Please check content of your  /var/lib/mysql//rsa-mysql-server.pub Looks like this file was corrupted, because power failure.
[27 Aug 2013 20:33] Nicholas Williams
Please read my entire bug report. I clearly said that I *DID* inspect the contents of my public key, and it was *NOT* corrupted. The two problems I identified were:

1) MySQL *replaced* the public key file contents with the private key file contents upon the power failure.

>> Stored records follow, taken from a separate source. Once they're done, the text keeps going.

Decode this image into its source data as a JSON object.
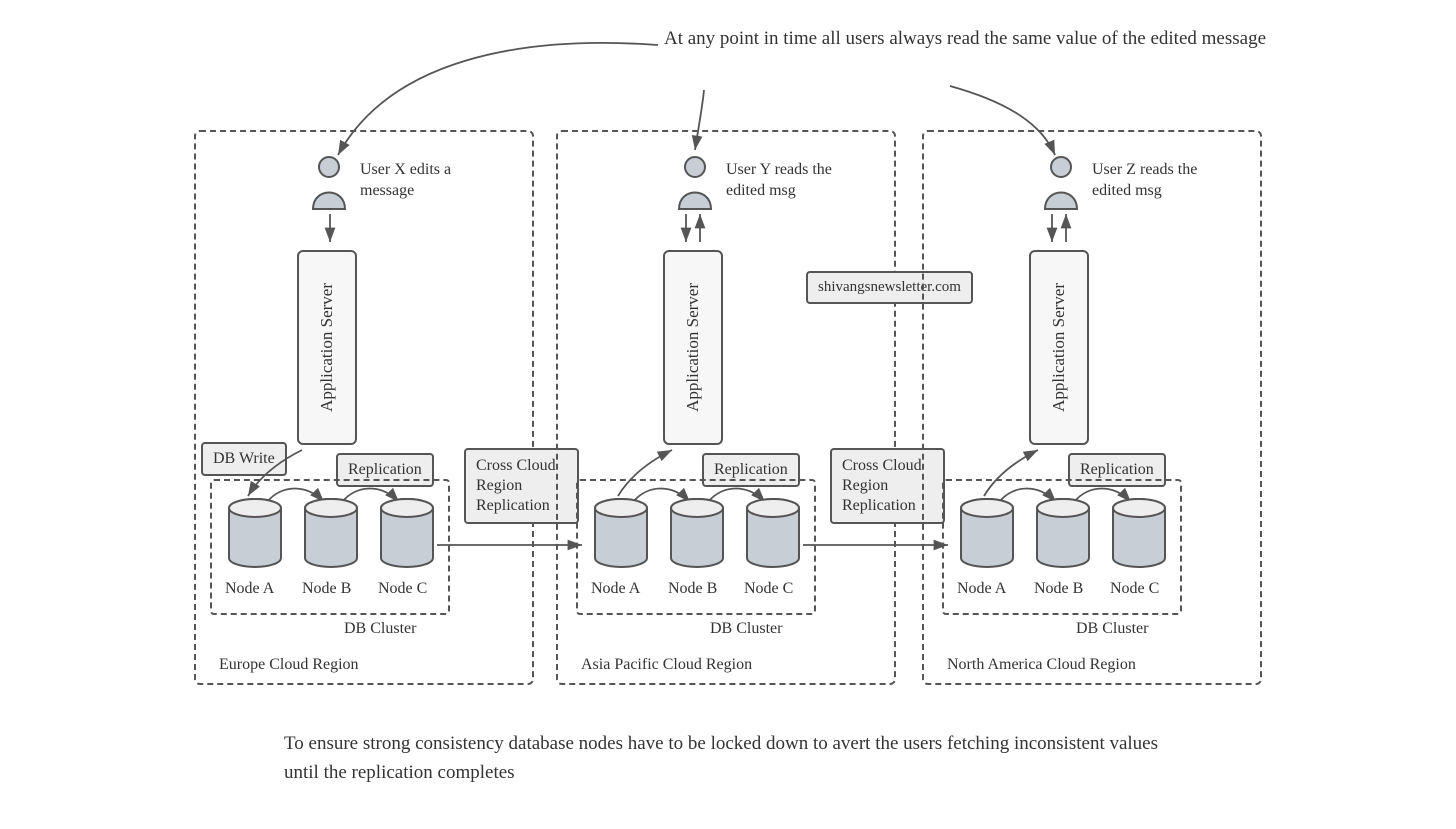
{
  "top_note": "At any point in time all users always read the same value of the edited message",
  "bottom_note": "To ensure strong consistency database nodes have to be locked down to avert the users fetching inconsistent values until the replication completes",
  "watermark": "shivangsnewsletter.com",
  "app_server": "Application Server",
  "users": {
    "x": "User X edits a message",
    "y": "User Y reads the edited msg",
    "z": "User Z reads the edited msg"
  },
  "chips": {
    "db_write": "DB Write",
    "replication": "Replication",
    "cross_repl_line1": "Cross Cloud",
    "cross_repl_line2": "Region",
    "cross_repl_line3": "Replication"
  },
  "nodes": {
    "a": "Node A",
    "b": "Node B",
    "c": "Node C"
  },
  "db_cluster": "DB Cluster",
  "regions": {
    "eu": "Europe Cloud Region",
    "ap": "Asia Pacific Cloud Region",
    "na": "North America Cloud Region"
  },
  "colors": {
    "stroke": "#555555",
    "fill_light": "#eeeeee",
    "fill_cyl": "#c8ced6",
    "fill_user": "#c8ced6"
  }
}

2) The slaves did not recover automatically. After the master recovered, the slaves had to be manually restarted.
[31 Aug 2013 8:18] Sveta Smirnova
Thank you for the feedback.

I don't see in MySQL sources how it can overwrite the file: it just opens it for read and closes immediately. Please send extract from the error log file prior the power failure: maybe it has information about other errors.
[1 Oct 2013 1:00] Bugs System
No feedback was provided for this bug for over a month, so it is
being suspended automatically. If you are able to provide the
information that was originally requested, please do so and change
the status of the bug back to "Open".